NOTERDEN SATIŞ DÖNEMİ

Geçen yıl ülke genelinde toplam 3 milyon 434 bin 389 gayrimenkul satış işlemi yapılarak, 41 milyar 555 milyon 205 bin 953 lira tapu harcı geliri elde edilmiş. Devlet tapu harcından bile çok ciddi anlamda gelir elde ediyor.

***

Geçmişte tapusuz gayrimenkullerin zilliyetlik devirleri noterden yapılabiliyordu. Artık tapulu taşınmazların da satışı noterlerden de yapılmaya başlandı. Yani artık isteyen noterden, isteyen tapudan işlemini yaptırabilecek. Ancak noterdeki satışlar öyle araç satışları gibi hemen yapılamayacak.

Yapılan düzenlemeyle gayrimenkulünü satmak isteyen kişi, e devlet üzerinden işlem yapmak istediği noterliği seçerek başvuruda bulunacak.
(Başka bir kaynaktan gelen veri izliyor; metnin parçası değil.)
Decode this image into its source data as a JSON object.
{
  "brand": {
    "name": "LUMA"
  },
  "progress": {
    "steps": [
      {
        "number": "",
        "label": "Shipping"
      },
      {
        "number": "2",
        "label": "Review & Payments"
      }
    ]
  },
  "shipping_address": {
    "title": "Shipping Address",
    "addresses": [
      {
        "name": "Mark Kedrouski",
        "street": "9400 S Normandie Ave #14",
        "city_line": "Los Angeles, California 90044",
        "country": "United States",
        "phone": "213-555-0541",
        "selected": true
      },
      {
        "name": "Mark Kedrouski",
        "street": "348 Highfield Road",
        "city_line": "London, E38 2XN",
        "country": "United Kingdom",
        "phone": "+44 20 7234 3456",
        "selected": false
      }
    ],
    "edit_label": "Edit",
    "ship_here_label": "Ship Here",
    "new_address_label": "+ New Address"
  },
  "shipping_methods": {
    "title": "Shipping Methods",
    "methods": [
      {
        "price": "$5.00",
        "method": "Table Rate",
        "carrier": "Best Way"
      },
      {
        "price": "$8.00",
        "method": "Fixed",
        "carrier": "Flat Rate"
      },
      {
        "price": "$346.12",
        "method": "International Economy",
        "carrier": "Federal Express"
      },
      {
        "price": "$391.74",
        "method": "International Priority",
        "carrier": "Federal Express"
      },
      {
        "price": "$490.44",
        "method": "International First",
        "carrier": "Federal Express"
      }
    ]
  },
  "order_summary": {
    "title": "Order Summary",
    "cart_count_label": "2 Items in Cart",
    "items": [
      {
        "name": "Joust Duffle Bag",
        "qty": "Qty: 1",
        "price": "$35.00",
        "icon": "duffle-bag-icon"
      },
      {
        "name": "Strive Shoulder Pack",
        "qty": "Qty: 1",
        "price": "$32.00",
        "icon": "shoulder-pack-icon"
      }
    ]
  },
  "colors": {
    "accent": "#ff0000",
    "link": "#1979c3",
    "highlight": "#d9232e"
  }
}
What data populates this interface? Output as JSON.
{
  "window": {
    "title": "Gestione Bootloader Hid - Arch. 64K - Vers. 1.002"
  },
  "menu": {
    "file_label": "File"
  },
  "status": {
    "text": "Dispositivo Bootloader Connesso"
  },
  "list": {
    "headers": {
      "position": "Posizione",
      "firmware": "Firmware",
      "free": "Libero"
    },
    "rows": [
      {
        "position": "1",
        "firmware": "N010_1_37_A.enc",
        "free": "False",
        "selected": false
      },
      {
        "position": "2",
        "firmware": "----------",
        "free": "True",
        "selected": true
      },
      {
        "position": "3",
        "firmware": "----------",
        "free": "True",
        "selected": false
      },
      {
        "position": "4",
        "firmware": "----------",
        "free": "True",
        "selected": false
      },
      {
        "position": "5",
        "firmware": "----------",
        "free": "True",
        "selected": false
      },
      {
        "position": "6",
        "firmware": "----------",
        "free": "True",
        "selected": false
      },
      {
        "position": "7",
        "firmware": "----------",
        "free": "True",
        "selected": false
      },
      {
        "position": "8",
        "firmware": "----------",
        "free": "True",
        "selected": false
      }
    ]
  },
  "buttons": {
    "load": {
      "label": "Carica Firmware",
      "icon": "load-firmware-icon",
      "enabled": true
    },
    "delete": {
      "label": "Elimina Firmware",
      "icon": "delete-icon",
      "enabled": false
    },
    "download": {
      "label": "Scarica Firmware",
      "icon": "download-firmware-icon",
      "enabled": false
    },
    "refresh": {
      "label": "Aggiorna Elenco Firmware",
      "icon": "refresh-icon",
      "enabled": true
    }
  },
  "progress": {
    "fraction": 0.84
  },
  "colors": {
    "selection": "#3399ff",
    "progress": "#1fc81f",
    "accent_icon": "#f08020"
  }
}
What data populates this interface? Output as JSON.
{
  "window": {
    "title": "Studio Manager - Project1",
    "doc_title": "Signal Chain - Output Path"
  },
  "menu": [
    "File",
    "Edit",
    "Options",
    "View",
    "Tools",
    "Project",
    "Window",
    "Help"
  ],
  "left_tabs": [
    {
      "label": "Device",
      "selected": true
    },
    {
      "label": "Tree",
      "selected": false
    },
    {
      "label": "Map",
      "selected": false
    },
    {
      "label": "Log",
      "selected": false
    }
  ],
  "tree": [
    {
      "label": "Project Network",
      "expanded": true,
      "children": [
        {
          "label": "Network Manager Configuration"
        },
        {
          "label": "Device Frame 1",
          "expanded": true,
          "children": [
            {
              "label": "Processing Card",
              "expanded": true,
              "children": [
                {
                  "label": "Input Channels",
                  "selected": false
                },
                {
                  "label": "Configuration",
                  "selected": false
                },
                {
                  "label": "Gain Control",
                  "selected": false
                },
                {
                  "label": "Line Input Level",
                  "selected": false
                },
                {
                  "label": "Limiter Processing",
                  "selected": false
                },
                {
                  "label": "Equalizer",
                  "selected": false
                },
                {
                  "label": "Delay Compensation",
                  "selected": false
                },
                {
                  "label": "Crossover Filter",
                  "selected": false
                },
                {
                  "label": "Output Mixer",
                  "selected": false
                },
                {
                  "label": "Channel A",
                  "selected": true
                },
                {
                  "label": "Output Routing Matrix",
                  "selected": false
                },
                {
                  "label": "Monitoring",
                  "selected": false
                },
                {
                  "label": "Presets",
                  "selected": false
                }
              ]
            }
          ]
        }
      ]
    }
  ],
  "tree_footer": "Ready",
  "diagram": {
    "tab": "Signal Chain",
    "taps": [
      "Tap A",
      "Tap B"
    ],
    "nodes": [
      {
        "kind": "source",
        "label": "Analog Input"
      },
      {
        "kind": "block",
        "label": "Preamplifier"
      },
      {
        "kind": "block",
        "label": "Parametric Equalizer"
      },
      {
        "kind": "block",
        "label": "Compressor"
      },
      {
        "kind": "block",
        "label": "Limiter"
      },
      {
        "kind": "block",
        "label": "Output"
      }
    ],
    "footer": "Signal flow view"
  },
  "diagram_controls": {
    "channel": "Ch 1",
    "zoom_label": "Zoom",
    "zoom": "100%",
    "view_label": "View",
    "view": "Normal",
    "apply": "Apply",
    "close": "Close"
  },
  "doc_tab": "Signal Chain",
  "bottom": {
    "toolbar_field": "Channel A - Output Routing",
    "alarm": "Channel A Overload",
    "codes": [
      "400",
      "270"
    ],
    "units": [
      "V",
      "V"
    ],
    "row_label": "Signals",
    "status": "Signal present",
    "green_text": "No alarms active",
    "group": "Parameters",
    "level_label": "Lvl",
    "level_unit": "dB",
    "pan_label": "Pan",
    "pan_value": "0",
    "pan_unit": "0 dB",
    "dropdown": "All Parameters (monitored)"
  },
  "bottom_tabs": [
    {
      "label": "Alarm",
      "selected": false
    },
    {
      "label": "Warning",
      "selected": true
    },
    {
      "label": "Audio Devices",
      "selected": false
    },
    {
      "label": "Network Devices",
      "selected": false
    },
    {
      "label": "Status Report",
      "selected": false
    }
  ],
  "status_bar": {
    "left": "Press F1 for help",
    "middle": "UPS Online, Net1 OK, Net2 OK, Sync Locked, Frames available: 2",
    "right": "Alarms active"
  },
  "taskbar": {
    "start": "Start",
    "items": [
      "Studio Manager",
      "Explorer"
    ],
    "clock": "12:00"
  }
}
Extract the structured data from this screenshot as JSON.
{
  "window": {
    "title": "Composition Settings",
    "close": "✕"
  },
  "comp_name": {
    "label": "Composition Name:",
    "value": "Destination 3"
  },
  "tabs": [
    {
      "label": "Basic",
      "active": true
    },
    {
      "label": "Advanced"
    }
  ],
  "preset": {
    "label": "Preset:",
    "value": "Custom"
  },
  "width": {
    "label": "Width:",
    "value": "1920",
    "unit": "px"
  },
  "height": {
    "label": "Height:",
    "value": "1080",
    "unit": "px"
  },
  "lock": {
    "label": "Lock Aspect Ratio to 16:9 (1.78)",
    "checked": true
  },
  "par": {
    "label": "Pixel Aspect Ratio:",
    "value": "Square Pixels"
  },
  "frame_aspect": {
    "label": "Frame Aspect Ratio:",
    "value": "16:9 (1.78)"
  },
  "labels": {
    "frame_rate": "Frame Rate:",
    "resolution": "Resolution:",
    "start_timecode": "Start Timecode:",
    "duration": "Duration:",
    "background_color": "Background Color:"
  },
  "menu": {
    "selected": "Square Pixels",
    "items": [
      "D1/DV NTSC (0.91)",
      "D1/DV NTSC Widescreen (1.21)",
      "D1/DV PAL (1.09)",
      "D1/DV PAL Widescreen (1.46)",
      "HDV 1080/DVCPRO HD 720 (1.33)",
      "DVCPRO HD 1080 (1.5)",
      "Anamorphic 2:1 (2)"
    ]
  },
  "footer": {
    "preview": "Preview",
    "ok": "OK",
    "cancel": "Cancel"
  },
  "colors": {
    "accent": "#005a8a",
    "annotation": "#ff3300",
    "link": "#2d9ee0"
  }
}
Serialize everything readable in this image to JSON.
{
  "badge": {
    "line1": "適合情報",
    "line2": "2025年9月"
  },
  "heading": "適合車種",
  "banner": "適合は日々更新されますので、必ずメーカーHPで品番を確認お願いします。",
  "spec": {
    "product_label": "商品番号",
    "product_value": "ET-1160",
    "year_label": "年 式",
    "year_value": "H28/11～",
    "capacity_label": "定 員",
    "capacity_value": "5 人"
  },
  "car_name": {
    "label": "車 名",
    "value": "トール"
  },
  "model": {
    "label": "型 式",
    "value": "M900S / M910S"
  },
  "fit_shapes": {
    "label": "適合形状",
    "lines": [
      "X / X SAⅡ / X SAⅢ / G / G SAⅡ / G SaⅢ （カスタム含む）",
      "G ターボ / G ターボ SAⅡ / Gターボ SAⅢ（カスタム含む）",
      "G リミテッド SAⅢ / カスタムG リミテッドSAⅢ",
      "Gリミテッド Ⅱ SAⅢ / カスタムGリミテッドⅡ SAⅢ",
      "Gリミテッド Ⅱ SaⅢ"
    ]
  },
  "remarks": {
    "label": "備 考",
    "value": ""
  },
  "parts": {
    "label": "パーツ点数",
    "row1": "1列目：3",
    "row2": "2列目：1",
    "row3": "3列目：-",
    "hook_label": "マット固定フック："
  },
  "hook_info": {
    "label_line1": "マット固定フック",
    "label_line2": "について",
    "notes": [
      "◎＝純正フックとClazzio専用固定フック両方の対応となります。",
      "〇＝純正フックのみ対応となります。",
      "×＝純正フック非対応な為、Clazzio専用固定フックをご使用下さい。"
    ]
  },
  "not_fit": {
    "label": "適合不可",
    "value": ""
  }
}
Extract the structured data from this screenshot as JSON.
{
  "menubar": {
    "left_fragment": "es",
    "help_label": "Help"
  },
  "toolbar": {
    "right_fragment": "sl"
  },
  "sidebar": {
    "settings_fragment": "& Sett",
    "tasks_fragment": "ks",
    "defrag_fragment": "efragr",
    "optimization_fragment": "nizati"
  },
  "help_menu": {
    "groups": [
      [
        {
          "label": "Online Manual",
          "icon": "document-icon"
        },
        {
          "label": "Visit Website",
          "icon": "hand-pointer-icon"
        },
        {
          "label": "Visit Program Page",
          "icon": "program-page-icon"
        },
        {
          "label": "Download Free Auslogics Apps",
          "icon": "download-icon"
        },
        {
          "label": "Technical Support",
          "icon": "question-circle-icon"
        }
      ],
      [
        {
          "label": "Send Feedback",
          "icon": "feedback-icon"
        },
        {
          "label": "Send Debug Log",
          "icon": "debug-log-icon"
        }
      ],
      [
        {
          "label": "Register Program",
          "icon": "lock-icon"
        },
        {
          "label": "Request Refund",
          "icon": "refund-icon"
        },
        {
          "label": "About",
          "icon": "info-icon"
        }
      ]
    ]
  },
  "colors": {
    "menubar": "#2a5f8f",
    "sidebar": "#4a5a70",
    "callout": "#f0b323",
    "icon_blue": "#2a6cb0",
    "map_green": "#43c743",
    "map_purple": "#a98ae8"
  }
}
Başvuru sırasında Satıcı ve alıcı kişinin kimlik bilgileri de taratılarak sisteme yüklenecek.

***

Noterlik, satış başvurusu yapan kişinin gayrimenkulün sahibi olup olmadığını tespit ettikten sonra işlem başlatılacak. Şayet satış yapmaya engel durum yoksa tapu müdürlüklerindeki işlemler gibi gerekli harç ve tapu döner sermaye hizmet bedelinin ödenmesi için ilgililerin cep telefonlarına mesaj gönderilecek.

Harç ve masrafların ödenmesinin ardından taraflar düzenlenen taşınmaz satış sözleşmesini imzalamak üzere noterliğe davet edilecek. Sözleşmeler noter huzurunda alıcı ve satıcı tarafından imzalanacak. İmzalanan sözleşmeler sisteme kaydedilecek. Bunun ardından da sözleşmelerin Tapu ve Kadastro Bilgi Sistemine elektronik ortamda gönderilmesiyle taşınmaz, tapu kütüğüne tescil edilecek.

***

Noterler gerçekleştirdikleri satış işleminin karşılığında taşınmazın değerine göre 500 ile 4 bin lira arasında bir ücret tahsil edecek. Bu miktarlar her yıl yeniden değerleme oranında artacak. Böyle bir parayı ödemek istemeyen satış işlemini eskisi gibi tapu müdürlüklerinden yapabilecek. 

Tapu Sicil Müdürlüklerinde yoğunluğu azaltmak amacıyla yapılan bu düzenlemenin tercih edilip edilmeyeceğini zaman içinde göreceğiz.  Öte yandan artan maliyetler, alım gücünün düşmesi, konut kredilerine erişimdeki sıkıntılar, konut kiralarındaki yıllık artışın yüzde 25 ile sınırlandırılması,  kiracılarla ev sahipleri arasındaki, anlaşmazlıkların artması, açılan davaların çok uzun sürmesi, deprem korkusu gibi etkenlerin inşaat sektöründe durgunluğa yol açtığı belirtiliyor.

***

Bazı ev sahiplerinin ise konut kiralarındaki artışın yüzde 25 ile sınırlandırması nedeniyle konutunu kiraya vermektense,  boş tutmayı tercih ettiğini duyuyoruz. Hatta, bazılarının kira geliri elde etmek için aldığı evini, yüzde 25’lik artış nedeniyle satıp, başta Kuzey Kıbrıs Türk Cumhuriyeti olmak üzere başka ülkelerden emlak almaya yöneldiğini bile duyuyoruz.

***

Yurtdışında konut almaya yönelenler, “Türkiye’de yüzde 25 kira artışıyla sınırlandırılmak yerine yurt dışında ev alır döviz karşılığında kiraya veririm, çok daha fazla gelir elde ederim” diyorlar.

Hani, fahiş kira atışı yapıyor diye ev sahiplerini aç gözlülükle suçluyoruz ya. Hani “Türkiye’de yabancılar konut alıyor”  diye yakınıyoruz ya.  Olayın bir de böyle bir boyutu var.